RELATOS DE VIDA
Sus llantos sugerían el permanente sufrimiento, durante el día aclamaba auxilio para cambiar las condiciones en las que vivía, que por sus lamentos referían ser deprimentes, deplorables, imposibles para continuar con su existencia.
Fue difícil ubicar el origen de esa voz lastimera, por un momento llegué a pensar en algo descabellado, un alma en pena, un espíritu que se quedó atorado en este mundo y desconocía su destino final.
Semanas después consideré la posibilidad de que los gemidos de dolor provenían de un apartamento del edificio, sin embargo haciendo un pase de lista, conocía a todos los vecinos y a ninguno de ellos le sabía algún antecedente de violencia, maltrato o depresión.
El tiempo pasaba, y aunque ya no estaba tan aferrado en descifrar la incógnita, el tema no salía de mi cabeza; de dos cosas estaba seguro, la primera, que este ente o ser, aún no confirmaba lo que era, estaba sufriendo; y la segunda se aferraba y mantenía la esperanza de tener una vida mejor.
Un mes después, al subir a la azotea de mi edificio para colgar la ropa que había lavado, me percaté que el llanto se encontraba cerca, me adentré en cada una de las jaulas que tienen los inquilinos para poner a secar su ropa o guardar pertenencias, con el firme propósito de descifrar el enigma, sin embargo no encontré, ni siquiera indicios.

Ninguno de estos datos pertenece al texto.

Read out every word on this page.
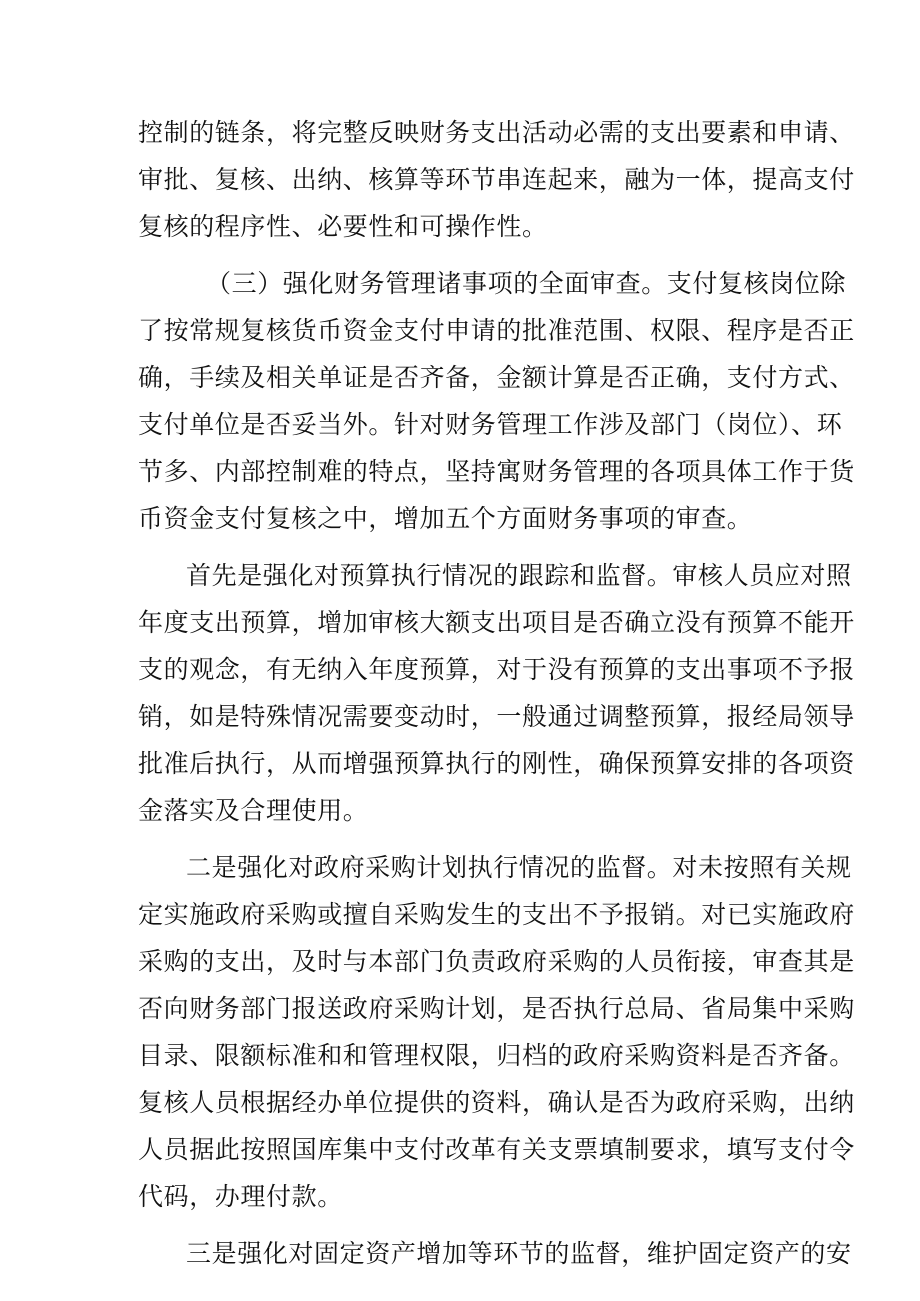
控制的链条，将完整反映财务支出活动必需的支出要素和申请、
审批、复核、出纳、核算等环节串连起来，融为一体，提高支付
复核的程序性、必要性和可操作性。
（三）强化财务管理诸事项的全面审查。支付复核岗位除
了按常规复核货币资金支付申请的批准范围、权限、程序是否正
确，手续及相关单证是否齐备，金额计算是否正确，支付方式、
支付单位是否妥当外。针对财务管理工作涉及部门（岗位）、环
节多、内部控制难的特点，坚持寓财务管理的各项具体工作于货
币资金支付复核之中，增加五个方面财务事项的审查。
首先是强化对预算执行情况的跟踪和监督。审核人员应对照
年度支出预算，增加审核大额支出项目是否确立没有预算不能开
支的观念，有无纳入年度预算，对于没有预算的支出事项不予报
销，如是特殊情况需要变动时，一般通过调整预算，报经局领导
批准后执行，从而增强预算执行的刚性，确保预算安排的各项资
金落实及合理使用。
二是强化对政府采购计划执行情况的监督。对未按照有关规
定实施政府采购或擅自采购发生的支出不予报销。对已实施政府
采购的支出，及时与本部门负责政府采购的人员衔接，审查其是
否向财务部门报送政府采购计划，是否执行总局、省局集中采购
目录、限额标准和和管理权限，归档的政府采购资料是否齐备。
复核人员根据经办单位提供的资料，确认是否为政府采购，出纳
人员据此按照国库集中支付改革有关支票填制要求，填写支付令
代码，办理付款。
三是强化对固定资产增加等环节的监督，维护固定资产的安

Tomando aire, como un ejercicio de descanso por la investigación fallida, observé al edificio de enfrente y a lo lejos alcancé a ver una silueta que daba vueltas, dentro de una jaula similar en donde colgué mi ropa.
Con paso acelerado baje a mi hogar, tomé los binoculares y regresé con el mismo ritmo hacia lo alto de la construcción en donde habito desde hace más de cinco años, dirigí mi vista hacia la edificación de enfrente, y por fin descubrí el proceder del llanto.
En ese instante, mi estado de ánimo cambió, de regocijo por haber encontrado lo que por mucho tiempo busqué, a enojo y frustración; en verdad sus condiciones eran deprimentes, deplorables, inhumanas, no era suficiente tenerlo preso, sino que además tampoco contaba con un techo para protegerse de las inclemencias del tiempo, estaba solo, abandonado.
No resistí la impresión, ni la injusticia, llamé a las autoridades, proporcioné datos y dirección, bajé hasta la entrada del lugar de los hechos, esperé con impaciencia durante un lapso de 20 minutos; las torretas anunciaron su llegada, me presenté y juntos subimos al rescate.
Fui el primero en subir, me paré frente a su celda, lo miré fijamente a los ojos y le anuncié que todo cambiaría; los activistas de la sociedad protectora de animales rompieron el cerrojo, abrieron la puerta y lo animaron a salir; era un labrador dorado de aproximadamente un año, estaba flaco por falta de comida y agua; mientras que sus ojos tenían apariencia de estar hundidos, tristes, por la inexistencia de espacio y compañía.
Con titubeos, se atrevió a salir del único mundo que conocía, comenzaron a darle atención médica, posteriormente lo cargaron para llevarlo a la camioneta, él sabía que por fin su infierno había terminado, y con agradecimiento sólo me observó, mientras que se dejaba ver una pequeña lágrima correr entre su pelaje enmarañado y sucio.